028 世界のVIPが認めた婚約者




これまでの魔王討伐祝賀式典の総括としてジュリオ王がサプライズで発表をした息子のジュリアン王子とハルカとの婚約発表に会場内ではジュリアンに続いてハルカの登壇があるものと今か今かと期待をしてこれを待っていた。だが一向に現れてこない状況にとうとうしびれを切らしたジュリオ王が、



「どうやら娘となるハルカ嬢は余が予想するよりもとても恥ずかしがり屋さんのようだ。
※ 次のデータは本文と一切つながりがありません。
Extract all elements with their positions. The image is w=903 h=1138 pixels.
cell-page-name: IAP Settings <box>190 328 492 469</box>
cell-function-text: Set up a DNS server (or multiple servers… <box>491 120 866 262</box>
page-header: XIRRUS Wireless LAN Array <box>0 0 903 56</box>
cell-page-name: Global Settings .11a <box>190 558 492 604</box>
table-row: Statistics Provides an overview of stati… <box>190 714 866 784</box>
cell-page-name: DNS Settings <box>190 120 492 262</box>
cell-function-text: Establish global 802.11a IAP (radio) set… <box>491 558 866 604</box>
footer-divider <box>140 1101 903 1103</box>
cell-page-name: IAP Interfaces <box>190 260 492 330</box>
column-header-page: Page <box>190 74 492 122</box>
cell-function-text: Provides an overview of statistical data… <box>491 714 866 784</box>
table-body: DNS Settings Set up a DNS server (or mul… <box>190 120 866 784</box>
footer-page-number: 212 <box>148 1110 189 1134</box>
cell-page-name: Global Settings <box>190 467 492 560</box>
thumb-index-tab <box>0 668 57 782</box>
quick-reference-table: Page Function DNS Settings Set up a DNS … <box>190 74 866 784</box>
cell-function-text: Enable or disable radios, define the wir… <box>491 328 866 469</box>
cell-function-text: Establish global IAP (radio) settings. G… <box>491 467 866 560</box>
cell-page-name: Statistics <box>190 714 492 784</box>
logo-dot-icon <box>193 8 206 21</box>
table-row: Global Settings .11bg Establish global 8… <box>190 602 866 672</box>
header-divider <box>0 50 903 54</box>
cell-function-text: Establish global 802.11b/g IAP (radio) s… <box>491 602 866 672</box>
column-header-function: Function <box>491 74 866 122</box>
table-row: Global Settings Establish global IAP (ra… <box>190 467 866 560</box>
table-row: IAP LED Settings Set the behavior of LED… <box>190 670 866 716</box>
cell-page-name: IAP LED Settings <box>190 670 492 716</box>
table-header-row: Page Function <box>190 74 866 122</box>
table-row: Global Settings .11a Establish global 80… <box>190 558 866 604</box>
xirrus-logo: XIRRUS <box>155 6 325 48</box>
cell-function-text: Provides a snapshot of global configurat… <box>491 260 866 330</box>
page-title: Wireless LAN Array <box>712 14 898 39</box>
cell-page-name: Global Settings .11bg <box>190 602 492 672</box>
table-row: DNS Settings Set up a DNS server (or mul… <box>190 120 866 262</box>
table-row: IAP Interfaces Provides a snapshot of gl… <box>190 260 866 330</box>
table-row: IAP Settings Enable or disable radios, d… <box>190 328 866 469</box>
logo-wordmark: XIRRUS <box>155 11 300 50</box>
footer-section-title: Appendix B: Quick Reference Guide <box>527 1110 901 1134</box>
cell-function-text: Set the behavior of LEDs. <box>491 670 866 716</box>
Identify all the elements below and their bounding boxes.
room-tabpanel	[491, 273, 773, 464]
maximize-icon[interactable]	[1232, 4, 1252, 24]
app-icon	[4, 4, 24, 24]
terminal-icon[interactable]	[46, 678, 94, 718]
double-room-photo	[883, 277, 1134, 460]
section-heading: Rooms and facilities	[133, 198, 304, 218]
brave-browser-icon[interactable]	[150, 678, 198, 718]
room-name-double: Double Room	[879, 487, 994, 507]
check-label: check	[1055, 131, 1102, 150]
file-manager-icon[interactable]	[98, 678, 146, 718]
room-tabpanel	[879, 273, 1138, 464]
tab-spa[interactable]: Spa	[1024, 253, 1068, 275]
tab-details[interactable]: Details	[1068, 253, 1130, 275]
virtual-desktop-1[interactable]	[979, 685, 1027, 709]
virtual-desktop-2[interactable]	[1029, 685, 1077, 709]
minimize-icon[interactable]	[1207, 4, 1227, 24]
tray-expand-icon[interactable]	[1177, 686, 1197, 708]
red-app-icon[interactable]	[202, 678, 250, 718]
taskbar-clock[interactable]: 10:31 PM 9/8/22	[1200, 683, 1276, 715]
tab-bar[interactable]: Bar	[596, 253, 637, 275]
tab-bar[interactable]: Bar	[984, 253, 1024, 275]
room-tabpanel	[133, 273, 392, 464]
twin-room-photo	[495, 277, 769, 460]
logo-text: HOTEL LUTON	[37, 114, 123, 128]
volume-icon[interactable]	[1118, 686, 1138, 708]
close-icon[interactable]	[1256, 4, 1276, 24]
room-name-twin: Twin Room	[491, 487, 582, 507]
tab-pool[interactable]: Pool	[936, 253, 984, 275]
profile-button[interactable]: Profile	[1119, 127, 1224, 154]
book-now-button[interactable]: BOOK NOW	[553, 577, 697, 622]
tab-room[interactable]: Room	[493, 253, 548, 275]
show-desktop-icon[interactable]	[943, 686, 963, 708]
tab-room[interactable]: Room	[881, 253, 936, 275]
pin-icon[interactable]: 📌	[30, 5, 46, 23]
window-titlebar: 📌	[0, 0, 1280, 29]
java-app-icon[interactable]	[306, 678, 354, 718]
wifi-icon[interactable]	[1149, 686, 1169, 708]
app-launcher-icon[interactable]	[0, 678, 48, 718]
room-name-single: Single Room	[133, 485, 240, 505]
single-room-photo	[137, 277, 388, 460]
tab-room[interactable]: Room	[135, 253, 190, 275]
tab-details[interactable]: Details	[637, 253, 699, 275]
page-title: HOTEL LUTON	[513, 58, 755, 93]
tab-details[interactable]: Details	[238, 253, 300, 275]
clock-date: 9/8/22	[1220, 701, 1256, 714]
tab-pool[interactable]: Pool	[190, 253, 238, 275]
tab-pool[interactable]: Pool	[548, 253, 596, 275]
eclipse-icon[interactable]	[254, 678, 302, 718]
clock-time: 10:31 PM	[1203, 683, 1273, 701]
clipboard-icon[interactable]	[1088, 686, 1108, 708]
さあジュリアンよ、お前があの裾まで行って愛しい婚約者をエスコート、、、 、、、ン、ン?」




、、、ザワ、、、ザワ、ザワザワ、ワァー、ワァーー、ワアアアーー



ジュリオ王はジュリアン王子を向かわせようとしたその矢先に聴衆側からざわめきの声が巻き起こるようになっていた。やがて会場全体にも大きなどよめきが満ちるのを感じたジュリオ王はその場を振り返るとビロード幕の裾の前に立つ少女のハルカの姿を発見していた。しかしハルカはそこから動くことはしなかった。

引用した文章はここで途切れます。